The Ingredients
Main Ingredients
- 2 Chicken breasts
- 1 Egg, beaten
- 10 Tbsp plain flour
- Panko breadcrumbs
- 1 Tsp paprika
- 1 Tsp garlic salt
- Salt and pepper.
Sauce Ingredients
- 1 Tbsp sesame oil
- 2 Cloves garlic
- 1 Tbsp rice vine vinegar
- 2 Tbsp honey
- 2 Tbsp sweet chilli sauce
- 3 Tbsp ketchup
- 2 Tbsp brown sugar
- 2 Tbsp soy sauce.
Asian Slaw
- Shredded vegetables - carrot, red cabbage, white cabbage, red onion
- 3 Tbsp olive oil
- 1 Tbsp sesame oil
- 3 Tbsp honey
- 2 Tbsp soy sauce
- Chilli flakes
- Sesame seeds.
To Serve
- White rice
- 2 tbsp sesame seeds
- 2 spring onions.
The Method
Step 1
Heat the oven to 180C (fan).

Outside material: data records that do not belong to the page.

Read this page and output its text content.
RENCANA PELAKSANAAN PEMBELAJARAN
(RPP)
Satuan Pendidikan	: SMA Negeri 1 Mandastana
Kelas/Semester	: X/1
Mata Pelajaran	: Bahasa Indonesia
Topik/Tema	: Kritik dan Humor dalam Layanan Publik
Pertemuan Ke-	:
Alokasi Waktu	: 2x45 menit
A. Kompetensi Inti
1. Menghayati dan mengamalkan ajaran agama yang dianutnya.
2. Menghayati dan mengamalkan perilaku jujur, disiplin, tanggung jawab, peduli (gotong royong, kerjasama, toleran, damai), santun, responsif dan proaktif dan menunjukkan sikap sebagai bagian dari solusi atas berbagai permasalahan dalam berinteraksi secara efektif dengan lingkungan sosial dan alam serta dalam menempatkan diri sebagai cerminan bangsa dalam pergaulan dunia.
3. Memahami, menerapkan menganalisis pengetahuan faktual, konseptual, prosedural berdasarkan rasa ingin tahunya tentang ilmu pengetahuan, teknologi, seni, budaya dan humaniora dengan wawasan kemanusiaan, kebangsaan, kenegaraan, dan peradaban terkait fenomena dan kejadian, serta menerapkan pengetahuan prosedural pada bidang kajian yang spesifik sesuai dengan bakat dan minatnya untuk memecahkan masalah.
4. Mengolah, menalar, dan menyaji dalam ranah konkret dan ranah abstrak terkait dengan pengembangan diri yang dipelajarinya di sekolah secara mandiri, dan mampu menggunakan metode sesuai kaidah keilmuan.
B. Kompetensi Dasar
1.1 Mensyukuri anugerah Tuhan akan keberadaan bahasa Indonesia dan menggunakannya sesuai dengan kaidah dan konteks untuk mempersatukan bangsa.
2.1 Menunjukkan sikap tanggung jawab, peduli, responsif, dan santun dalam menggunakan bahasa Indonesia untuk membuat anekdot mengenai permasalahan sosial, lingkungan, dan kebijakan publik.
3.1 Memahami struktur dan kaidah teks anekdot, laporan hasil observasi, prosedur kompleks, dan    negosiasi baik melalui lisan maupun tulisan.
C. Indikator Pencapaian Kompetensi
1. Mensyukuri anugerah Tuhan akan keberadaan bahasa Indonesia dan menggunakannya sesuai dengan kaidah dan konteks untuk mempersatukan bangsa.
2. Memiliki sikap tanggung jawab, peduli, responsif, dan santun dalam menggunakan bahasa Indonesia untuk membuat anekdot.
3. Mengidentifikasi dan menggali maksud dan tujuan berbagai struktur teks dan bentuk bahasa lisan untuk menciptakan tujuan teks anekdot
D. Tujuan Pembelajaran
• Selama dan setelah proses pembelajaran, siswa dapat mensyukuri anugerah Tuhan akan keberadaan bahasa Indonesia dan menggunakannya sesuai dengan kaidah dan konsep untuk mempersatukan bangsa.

Dice the chicken breast and place in a bowl.
Step 2
Prepare three separate bowls - one with the flour, paprika, garlic salt, salt and pepper, one with the beaten eggs, and another with breadcrumbs.
Step 3
Take the pieces of chicken and coat them in flour first, then in the egg, and finally in the panko breadcrumbs. Place on a baking try lined with parchment paper. Cook in the oven for 20 minutes, until the chicken is fully cooked.
Step 4
Add all of the sauce ingredients to a wok/frying pan on medium-high heat, and stir until the sauce reduces by a third (2-3 mins)/ Add the chicken back in a toss in the sauce to coat. Cook for 1-2 mins.
Step 5
For the Asian slaw, shred all the veggies and place in a mixing bowl. In a separate bowl, mix all of the dressing ingredients together. When ready to serve, add the dressing to the bowl and mix well. Garnish with sesame seeds and chilli flakes.
Step 6
Serve with white rice, and garnish with sesame seeds and sliced spring onions.